Kilka dni temu Trybunał w Hadze wszczął śledztwo ws. sytuacji na Ukrainie. Zbadane zostaną zbrodnie wojenne, jakich dopuścili się rosyjscy najeźdźcy.

"Potwierdzam, że moje biuro otrzymało listy polecające od 39 państw (…) i otwiera śledztwo ws. sytuacji na Ukrainie (…) obejmujące zarzuty o zbrodnie wojenne, zbrodnie przeciw ludzkości lub ludobójstwa dokonane w którymkolwiek regionie Ukrainy" — poinformował prokurator Trybunału Karnego w Hadze Karim Khan w oficjalnym komunikacie.

Śledztwo ws. Putina?

W najbliższy poniedziałek Trybunał zajmie się wnioskiem rządu Ukrainy przeciwko Rosji, opartym na konwencji ONZ w sprawie zapobiegania i karania zbrodni ludobójstwa.

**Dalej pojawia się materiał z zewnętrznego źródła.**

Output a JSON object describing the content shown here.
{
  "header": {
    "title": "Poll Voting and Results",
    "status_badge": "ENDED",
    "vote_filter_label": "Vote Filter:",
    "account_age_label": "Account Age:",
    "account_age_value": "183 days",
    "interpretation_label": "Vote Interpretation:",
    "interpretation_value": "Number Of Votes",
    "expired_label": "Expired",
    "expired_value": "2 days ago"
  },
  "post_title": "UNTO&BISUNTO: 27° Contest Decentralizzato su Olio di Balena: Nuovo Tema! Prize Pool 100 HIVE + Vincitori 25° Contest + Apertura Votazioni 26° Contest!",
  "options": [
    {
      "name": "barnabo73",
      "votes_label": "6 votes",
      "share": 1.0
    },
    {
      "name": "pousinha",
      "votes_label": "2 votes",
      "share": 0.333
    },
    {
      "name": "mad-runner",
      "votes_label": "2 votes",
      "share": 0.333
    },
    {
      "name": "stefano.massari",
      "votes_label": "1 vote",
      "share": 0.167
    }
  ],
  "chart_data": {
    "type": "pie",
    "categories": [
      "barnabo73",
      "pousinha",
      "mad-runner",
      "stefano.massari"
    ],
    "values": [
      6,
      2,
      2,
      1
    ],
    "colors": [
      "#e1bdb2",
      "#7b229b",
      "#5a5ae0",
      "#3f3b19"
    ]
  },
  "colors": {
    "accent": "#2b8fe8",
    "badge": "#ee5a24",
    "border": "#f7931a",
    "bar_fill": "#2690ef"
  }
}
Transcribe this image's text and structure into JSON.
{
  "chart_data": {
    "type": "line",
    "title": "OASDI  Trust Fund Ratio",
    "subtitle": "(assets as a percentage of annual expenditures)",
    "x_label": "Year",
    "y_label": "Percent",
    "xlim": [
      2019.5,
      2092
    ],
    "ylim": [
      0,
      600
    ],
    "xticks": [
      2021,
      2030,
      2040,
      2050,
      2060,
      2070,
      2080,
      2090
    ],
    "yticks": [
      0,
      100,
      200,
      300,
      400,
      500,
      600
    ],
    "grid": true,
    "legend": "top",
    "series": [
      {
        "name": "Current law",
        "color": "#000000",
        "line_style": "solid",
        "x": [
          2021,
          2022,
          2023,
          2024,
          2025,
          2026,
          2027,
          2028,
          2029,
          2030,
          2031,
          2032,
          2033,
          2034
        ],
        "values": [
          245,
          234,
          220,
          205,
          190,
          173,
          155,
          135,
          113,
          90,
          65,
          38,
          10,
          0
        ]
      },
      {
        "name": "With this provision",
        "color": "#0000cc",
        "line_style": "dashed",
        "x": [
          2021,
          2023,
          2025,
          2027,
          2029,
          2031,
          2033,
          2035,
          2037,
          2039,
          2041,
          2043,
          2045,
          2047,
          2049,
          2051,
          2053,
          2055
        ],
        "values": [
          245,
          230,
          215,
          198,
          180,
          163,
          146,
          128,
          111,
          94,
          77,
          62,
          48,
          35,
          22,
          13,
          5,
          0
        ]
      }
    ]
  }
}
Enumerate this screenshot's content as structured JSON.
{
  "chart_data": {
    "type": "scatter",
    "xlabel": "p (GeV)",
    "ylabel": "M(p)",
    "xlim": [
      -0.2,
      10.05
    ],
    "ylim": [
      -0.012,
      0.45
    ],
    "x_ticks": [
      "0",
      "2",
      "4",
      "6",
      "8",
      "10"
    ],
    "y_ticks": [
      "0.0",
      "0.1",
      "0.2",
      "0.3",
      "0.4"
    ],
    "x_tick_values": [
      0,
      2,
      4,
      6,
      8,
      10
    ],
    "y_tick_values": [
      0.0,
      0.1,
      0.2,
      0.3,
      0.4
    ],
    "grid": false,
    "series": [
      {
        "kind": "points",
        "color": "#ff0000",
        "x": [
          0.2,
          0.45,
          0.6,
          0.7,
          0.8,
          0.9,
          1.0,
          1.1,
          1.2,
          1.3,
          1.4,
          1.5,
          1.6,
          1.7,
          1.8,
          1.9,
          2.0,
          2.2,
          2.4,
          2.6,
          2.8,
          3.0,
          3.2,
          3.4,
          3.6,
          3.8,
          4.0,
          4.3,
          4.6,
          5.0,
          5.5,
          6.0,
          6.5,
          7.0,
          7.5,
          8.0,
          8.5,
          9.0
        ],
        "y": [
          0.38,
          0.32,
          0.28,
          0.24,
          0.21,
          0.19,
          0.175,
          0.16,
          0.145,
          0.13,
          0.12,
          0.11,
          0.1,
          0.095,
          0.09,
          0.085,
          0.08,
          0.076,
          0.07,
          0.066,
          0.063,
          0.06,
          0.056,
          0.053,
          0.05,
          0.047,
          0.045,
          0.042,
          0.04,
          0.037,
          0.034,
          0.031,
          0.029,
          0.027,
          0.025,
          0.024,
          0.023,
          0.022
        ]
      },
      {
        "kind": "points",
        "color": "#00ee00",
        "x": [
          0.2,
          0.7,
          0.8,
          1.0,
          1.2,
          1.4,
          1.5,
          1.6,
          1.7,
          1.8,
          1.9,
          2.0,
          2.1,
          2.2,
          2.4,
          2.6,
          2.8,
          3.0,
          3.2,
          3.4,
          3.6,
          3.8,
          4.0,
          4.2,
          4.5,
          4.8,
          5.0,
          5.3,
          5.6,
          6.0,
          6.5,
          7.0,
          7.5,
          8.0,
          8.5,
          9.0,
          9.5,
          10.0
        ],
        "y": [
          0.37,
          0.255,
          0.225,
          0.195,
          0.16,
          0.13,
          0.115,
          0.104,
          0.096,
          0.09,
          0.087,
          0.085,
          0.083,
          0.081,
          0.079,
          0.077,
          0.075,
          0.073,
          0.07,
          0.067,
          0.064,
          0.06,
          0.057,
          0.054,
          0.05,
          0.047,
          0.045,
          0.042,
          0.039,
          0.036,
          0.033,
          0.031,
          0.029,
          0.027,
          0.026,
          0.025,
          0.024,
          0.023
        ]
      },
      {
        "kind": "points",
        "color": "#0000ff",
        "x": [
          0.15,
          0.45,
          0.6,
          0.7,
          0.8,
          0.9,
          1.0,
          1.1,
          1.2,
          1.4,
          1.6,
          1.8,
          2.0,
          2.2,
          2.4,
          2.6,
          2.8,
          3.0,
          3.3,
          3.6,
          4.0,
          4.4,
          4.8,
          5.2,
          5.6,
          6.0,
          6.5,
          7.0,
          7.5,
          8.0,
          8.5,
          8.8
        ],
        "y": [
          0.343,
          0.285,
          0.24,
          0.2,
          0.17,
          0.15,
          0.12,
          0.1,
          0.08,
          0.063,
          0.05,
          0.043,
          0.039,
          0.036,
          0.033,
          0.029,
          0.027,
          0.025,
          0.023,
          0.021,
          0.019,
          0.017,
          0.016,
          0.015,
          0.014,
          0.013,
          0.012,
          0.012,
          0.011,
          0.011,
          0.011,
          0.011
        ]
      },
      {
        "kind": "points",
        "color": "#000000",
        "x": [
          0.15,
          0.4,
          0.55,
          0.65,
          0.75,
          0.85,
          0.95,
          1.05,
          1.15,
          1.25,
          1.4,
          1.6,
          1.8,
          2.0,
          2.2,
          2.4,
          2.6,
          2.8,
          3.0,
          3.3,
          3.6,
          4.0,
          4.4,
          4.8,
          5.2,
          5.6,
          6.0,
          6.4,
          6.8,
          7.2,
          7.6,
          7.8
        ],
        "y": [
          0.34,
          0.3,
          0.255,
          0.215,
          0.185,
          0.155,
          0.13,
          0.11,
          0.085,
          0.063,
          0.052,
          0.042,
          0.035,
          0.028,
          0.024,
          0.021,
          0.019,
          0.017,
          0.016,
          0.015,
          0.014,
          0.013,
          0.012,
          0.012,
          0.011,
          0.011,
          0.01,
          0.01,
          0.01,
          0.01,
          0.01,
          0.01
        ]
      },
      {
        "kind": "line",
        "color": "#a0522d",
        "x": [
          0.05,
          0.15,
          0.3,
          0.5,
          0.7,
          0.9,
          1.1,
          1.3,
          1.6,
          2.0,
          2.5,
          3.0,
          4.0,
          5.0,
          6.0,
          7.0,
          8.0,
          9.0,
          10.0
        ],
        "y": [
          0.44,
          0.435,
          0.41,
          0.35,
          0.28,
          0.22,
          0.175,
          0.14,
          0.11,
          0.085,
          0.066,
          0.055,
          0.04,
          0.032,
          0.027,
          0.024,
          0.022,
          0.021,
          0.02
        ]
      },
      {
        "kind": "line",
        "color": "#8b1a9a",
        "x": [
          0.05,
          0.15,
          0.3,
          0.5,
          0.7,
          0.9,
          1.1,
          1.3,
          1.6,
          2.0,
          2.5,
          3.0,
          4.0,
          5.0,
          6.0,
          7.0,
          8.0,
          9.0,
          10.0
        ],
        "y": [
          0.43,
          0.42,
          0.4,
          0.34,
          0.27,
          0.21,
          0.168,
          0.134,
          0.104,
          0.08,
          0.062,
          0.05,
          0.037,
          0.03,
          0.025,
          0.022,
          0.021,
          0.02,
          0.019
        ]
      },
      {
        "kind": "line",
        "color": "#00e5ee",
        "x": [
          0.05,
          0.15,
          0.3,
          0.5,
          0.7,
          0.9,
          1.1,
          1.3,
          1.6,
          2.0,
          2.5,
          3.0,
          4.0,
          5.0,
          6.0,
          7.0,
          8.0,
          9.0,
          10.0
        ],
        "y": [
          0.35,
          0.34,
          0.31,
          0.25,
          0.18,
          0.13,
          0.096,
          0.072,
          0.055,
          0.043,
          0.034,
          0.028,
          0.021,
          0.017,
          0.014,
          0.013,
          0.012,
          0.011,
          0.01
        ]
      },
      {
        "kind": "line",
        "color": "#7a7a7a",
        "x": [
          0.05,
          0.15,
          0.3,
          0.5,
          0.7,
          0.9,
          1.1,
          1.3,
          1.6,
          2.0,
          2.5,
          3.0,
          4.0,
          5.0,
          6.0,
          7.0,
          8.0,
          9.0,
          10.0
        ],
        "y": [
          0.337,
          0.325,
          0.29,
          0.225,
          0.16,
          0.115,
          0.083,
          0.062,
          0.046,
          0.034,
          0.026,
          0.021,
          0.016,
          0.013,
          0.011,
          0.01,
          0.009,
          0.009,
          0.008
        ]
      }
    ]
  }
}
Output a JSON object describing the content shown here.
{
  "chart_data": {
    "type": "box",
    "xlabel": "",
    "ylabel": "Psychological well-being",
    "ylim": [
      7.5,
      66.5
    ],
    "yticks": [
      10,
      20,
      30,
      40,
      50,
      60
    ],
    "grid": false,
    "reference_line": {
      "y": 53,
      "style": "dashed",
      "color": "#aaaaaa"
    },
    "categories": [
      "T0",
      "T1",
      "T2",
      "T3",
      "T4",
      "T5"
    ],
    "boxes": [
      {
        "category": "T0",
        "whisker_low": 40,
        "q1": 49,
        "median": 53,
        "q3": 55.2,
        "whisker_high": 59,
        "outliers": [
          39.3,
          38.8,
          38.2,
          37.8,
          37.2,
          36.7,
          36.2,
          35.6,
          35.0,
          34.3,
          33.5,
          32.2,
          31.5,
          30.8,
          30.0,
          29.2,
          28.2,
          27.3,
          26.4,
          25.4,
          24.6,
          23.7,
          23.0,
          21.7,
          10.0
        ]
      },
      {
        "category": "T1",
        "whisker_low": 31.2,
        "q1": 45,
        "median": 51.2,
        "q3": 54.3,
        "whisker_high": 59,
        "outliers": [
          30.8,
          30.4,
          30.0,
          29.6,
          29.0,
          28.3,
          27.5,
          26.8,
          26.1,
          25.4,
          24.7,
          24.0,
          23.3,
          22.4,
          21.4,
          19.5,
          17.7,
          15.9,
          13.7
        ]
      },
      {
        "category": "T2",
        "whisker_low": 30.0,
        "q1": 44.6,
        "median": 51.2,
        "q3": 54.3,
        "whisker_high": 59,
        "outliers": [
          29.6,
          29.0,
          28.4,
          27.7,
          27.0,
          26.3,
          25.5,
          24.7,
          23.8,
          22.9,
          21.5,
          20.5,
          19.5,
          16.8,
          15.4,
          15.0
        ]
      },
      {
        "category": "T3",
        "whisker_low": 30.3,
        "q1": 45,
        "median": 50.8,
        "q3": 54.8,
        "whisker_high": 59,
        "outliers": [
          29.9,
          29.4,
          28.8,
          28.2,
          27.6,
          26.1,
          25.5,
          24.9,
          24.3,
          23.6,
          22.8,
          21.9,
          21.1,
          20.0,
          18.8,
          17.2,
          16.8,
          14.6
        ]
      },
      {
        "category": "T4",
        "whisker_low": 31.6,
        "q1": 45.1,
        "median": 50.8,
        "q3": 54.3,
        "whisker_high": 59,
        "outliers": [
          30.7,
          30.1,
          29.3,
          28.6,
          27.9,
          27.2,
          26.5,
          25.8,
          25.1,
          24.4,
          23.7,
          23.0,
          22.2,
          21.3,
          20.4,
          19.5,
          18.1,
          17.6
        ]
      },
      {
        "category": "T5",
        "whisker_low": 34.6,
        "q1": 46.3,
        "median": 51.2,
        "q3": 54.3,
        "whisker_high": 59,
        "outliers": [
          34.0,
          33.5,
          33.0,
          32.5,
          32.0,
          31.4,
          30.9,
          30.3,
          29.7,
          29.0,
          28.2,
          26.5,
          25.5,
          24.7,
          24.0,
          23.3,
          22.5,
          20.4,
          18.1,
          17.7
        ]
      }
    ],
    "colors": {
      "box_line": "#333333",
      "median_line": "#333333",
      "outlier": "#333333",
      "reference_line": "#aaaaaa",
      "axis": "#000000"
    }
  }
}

Kijów domaga się, aby rosyjskie działania zostały zaklasyfikowane jako ludobójstwo oraz tego, aby odrzucone zostały rosyjskie oskarżenia dot. rzekomych zbrodni Ukrainy wobec roysjskiej mniejszości.

Problem z postępowaniami przed Międzynarodowym Trybunałem Sprawiedliwości (MTS) polega na tym, że zarówno skarżący, jak i oskarżany muszą zgodnie uznać jego kompetencję do działania. Rosja, ale także USA, nigdy nie uznały Trybunału całościowo, tylko rozstrzygają to w pojedynczych przypadkach – tłumaczy ekspert ds. międzynarodowego prawa karnego prof. Kai Ambos.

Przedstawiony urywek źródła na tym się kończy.